Re: [PERFORM] Bad n_distinct estimation; hacks suggested?

2005-04-25 Thread Simon Riggs
On Sat, 2005-04-23 at 16:39 -0700, Josh Berkus wrote:
Greg Stark wrote
> > I looked into this a while back when we were talking about changing the
> > sampling method. The conclusions were discouraging. Fundamentally, using
> > constant sized samples of data for n_distinct is bogus. Constant sized
> > samples only work for things like the histograms that can be analyzed
> > through standard statistics population sampling which depends on the law of
> > large numbers.

ISTM Greg's comments are correct. There is no way to calculate this with
consistent accuracy when using a constant sized sample. (If it were,
then people wouldnt bother to hold large databases...)

> Overall, our formula is inherently conservative of n_distinct.   That is, I 
> believe that it is actually computing the *smallest* number of distinct 
> values which would reasonably produce the given sample, rather than the 
> *median* one.  This is contrary to the notes in analyze.c, which seem to 
> think that we're *overestimating* n_distinct.  

The only information you can determine from a sample is the smallest
number of distinct values that would reasonably produce the given
sample. There is no meaningful concept of a median one... (You do have
an upper bound: the number of rows in the table, but I cannot see any
meaning from taking (Nrows+estimatedN_distinct)/2 ).

Even if you use Zipf's Law to predict the frequency of occurrence, you'd
still need to estimate the parameters for the distribution.

Most other RDBMS make optimizer statistics collection an unsampled
scan. Some offer this as one of their options, as well as the ability to
define the sample size in terms of fixed number of rows or fixed
proportion of the table.

My suggested hack for PostgreSQL is to have an option to *not* sample,
just to scan the whole table and find n_distinct accurately. Then
anybody who doesn't like the estimated statistics has a clear path to
take. 

The problem of poorly derived base statistics is a difficult one. When
considering join estimates we already go to the trouble of including MFV
comparisons to ensure an upper bound of join selectivity is known. If
the statistics derived are themselves inaccurate the error propagation
touches every other calculation in the optimizer. GIGO.

What price a single scan of a table, however large, when incorrect
statistics could force scans and sorts to occur when they aren't
actually needed ?

Best Regards, Simon Riggs


---(end of broadcast)---
TIP 7: don't forget to increase your free space map settings


Re: [PERFORM] Bad n_distinct estimation; hacks suggested?

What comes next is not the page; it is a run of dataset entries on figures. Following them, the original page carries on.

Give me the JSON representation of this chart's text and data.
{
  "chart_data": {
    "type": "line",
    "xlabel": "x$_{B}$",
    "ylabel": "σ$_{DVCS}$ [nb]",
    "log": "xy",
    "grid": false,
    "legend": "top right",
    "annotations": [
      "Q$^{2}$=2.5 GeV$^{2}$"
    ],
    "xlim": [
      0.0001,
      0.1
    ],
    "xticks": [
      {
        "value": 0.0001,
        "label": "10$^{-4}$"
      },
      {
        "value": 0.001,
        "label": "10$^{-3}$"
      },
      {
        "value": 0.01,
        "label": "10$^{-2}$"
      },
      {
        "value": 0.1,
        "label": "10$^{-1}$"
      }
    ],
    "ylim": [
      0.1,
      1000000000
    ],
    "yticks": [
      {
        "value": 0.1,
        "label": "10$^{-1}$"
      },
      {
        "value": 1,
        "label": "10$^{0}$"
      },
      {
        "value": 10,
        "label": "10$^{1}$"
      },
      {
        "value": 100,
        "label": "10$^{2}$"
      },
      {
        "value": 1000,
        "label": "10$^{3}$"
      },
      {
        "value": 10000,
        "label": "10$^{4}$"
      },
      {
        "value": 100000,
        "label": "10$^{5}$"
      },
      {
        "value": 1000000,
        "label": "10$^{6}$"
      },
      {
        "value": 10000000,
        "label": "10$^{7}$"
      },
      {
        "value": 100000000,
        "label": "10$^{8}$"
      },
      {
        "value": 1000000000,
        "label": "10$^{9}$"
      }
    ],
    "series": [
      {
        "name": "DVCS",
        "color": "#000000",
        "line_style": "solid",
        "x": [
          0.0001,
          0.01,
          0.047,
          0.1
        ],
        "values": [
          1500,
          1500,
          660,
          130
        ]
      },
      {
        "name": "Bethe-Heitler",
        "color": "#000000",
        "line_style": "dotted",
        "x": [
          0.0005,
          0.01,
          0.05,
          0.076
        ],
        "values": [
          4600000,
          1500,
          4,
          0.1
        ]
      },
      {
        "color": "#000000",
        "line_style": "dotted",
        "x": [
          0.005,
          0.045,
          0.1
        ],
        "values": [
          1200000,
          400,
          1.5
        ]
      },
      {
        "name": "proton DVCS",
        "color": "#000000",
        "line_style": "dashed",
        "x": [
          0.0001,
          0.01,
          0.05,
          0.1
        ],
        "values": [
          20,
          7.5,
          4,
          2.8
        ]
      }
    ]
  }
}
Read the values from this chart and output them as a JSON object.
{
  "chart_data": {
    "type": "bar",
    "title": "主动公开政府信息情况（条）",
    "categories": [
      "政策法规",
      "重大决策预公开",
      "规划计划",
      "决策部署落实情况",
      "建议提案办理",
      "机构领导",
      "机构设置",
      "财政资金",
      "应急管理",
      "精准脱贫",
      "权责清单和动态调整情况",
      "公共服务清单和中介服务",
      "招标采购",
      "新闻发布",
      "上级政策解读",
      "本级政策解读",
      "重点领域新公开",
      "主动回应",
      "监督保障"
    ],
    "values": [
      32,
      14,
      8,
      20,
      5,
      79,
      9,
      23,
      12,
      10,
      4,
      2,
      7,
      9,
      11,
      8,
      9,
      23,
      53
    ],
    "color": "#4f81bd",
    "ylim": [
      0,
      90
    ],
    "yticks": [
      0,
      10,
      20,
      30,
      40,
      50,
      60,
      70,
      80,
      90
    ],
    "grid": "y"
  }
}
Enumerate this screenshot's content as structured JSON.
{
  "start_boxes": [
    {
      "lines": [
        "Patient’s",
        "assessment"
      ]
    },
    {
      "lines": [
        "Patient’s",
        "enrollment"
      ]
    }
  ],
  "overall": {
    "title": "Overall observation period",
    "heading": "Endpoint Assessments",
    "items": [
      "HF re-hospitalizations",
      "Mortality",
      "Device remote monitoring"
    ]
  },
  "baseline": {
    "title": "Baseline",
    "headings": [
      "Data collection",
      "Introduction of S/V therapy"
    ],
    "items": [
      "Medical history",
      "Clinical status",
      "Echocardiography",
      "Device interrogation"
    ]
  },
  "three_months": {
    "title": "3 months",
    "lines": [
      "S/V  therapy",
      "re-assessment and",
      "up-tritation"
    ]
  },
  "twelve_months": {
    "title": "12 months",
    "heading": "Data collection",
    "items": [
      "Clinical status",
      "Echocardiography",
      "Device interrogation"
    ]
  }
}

2005-04-23 Thread Josh Berkus
People,

> Can someone whose math is more recent than calculus in 1989 take a look at
> that paper, and look at the formula toward the bottom of page 10, and see
> if we are correctly interpreting it?    I'm particularly confused as to
> what "q" and "d-sub-n" represent.  Thanks!

Actually, I managed to solve for these and it appears we are using the formula 
correctly.  It's just a bad formula.

-- 
--Josh

Josh Berkus
Aglio Database Solutions
San Francisco

---(end of broadcast)---
TIP 2: you can get off all lists at once with the unregister command
(send "unregister YourEmailAddressHere" to [EMAIL PROTECTED])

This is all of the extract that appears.